Présenté au festival de Cannes il y a quelques mois de cela, le film 120 battements par minute a été largement projeté dans les salles obscures françaises. Il est très intéressant de nous transposer à cette période quelque peu difficile pour les soignants.
Je me rappelle très bien de cette période où, en tant qu’externe de dernière année, j’ai dû accepter l’idée que certaines maladies émergentes pouvaient conduire à des errances dans la prise en charge des patients.
Chaque service d’infectiologie devait prendre en charge un certain nombre de patients VIH, ce qui faisait grincer des dents certains chefs de service car cette pathologie était très mal connue et comprise.
Parachuté auprès de patients VIH
C’est ainsi que j’ai été parachuté dans une aile de patients VIH pour deux raisons. J’étais un homme, et la majorité des patients étant homosexuels « n’auraient pas apprécié » d’être soignés par une femme. Je me destinais à être généraliste, et ne préparant pas le concours de l’internat, j’avais le temps de m’occuper de ces patients qui n’attiraient pas trop les responsables du service.
Outre, le peu d’efficacité des traitements administrés pour les patients atteints de VIH, nous devions accepter le décès de patients très jeunes. En parallèle, nous avons dû prendre en charge des patients souvent incompris ou ignorés par le monde médical.
En effet, les médias, politiques, et certains scientifiques expliquaient de possibles transmissions du virus par la salive, un contact prolongé…
Bref, les patients sidéens (on ne disait pas « sidaïque » car cette expression avait été utilisée par M. Le Pen qui voulait que la société isole ces patients dans des « sidatoriums ») étaient rejetés ou très mal vus. Bien entendu, ce pan de l’histoire du VIH a laissé quelques traces dans notre inconscient, mais aussi dans notre toute puissance de soignants.
Mal être des soignants
Le film « 120 battements par minute » a mis en avant de manière parfaite le mal-être des médecins et des patients infectés à cette période. Il a aussi permis de mettre en lumière la détresse de ces personnes infectées (dont certaines par des gens bien en vue dans la société). Nous avons pu noter la colère de l’association Act up vis-à-vis du pouvoir politique qui n’avait pas pris en compte les conséquences de décisions trop tardives sur la vie de patients (notamment les hémophiles).
Bref, ce film reste un témoignage bouleversant d’une période pas nécessairement à la gloire des médecins.
Nous avons pu voir l’activisme quelque peu immature des membres d’une association qui souhaitaient montrer, au travers de leurs actions, leur détresse. Comprendre que la vie ne tient qu’à un fil lorsqu’on a contracté le virus était une réelle épreuve quotidienne. Le patient infecté n’avait aucune possibilité de projection dans le futur, et devait se contenter de vivre de manière parfois éprouvante et fatigante le présent.

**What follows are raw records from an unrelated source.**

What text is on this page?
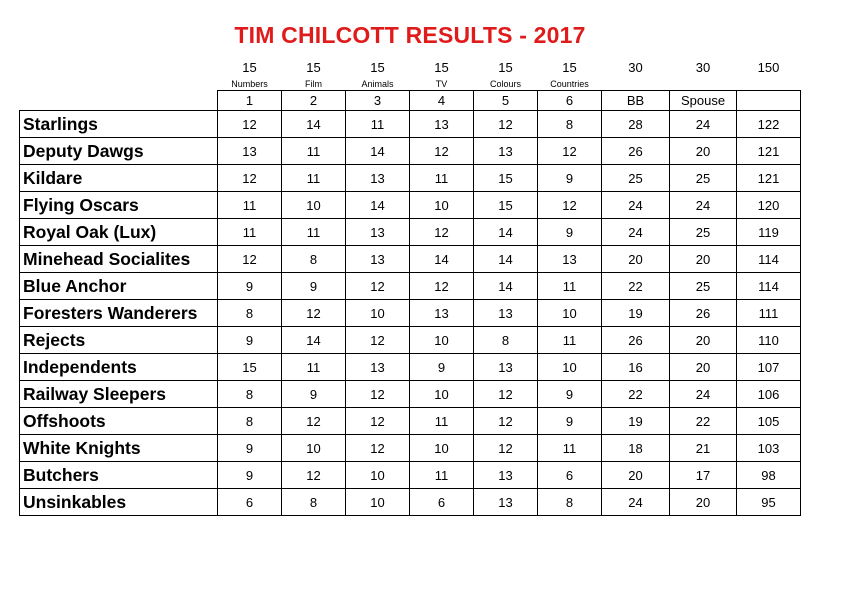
TIM CHILCOTT RESULTS - 2017
	15	15	15	15	15	15	30	30	150
	Numbers	Film	Animals	TV	Colours	Countries			
	1	2	3	4	5	6	BB	Spouse	
Starlings	12	14	11	13	12	8	28	24	122
Deputy Dawgs	13	11	14	12	13	12	26	20	121
Kildare	12	11	13	11	15	9	25	25	121
Flying Oscars	11	10	14	10	15	12	24	24	120
Royal Oak (Lux)	11	11	13	12	14	9	24	25	119
Minehead Socialites	12	8	13	14	14	13	20	20	114
Blue Anchor	9	9	12	12	14	11	22	25	114
Foresters Wanderers	8	12	10	13	13	10	19	26	111
Rejects	9	14	12	10	8	11	26	20	110
Independents	15	11	13	9	13	10	16	20	107
Railway Sleepers	8	9	12	10	12	9	22	24	106
Offshoots	8	12	12	11	12	9	19	22	105
White Knights	9	10	12	10	12	11	18	21	103
Butchers	9	12	10	11	13	6	20	17	98
Unsinkables	6	8	10	6	13	8	24	20	95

Des jeunes qui voulaient à tout prix vivre
La contestation vis-à-vis du pouvoir, jugé considérable, de l’industrie pharmaceutique en ce qui concerne la recherche des anti-protéases était tout aussi perturbante. On comprend très bien l’acharnement de jeunes qui souhaitaient à tout prix vivre, et qui ne pouvaient avoir accès à un traitement « salvateur ». Cependant, on oublie trop souvent que la précipitation peut amener à de réelles catastrophes, et qu’il n’est pas possible de mettre sur le marché un traitement insuffisamment testé…
Au final, ce film nous met mal à l’aise car il est très réaliste. C’est un témoignage nécessaire pour les soignants car il permet d’avoir un regard critique vis-à-vis de leur comportement. Nous ne devons pas oublier, comme le laisse transparaître le Serment d’Hippocrate, que le médecin doit rester humble. Merci à tous les membres du jury des Césars d’avoir mis sur un piédestal une œuvre qui méritait de l’être.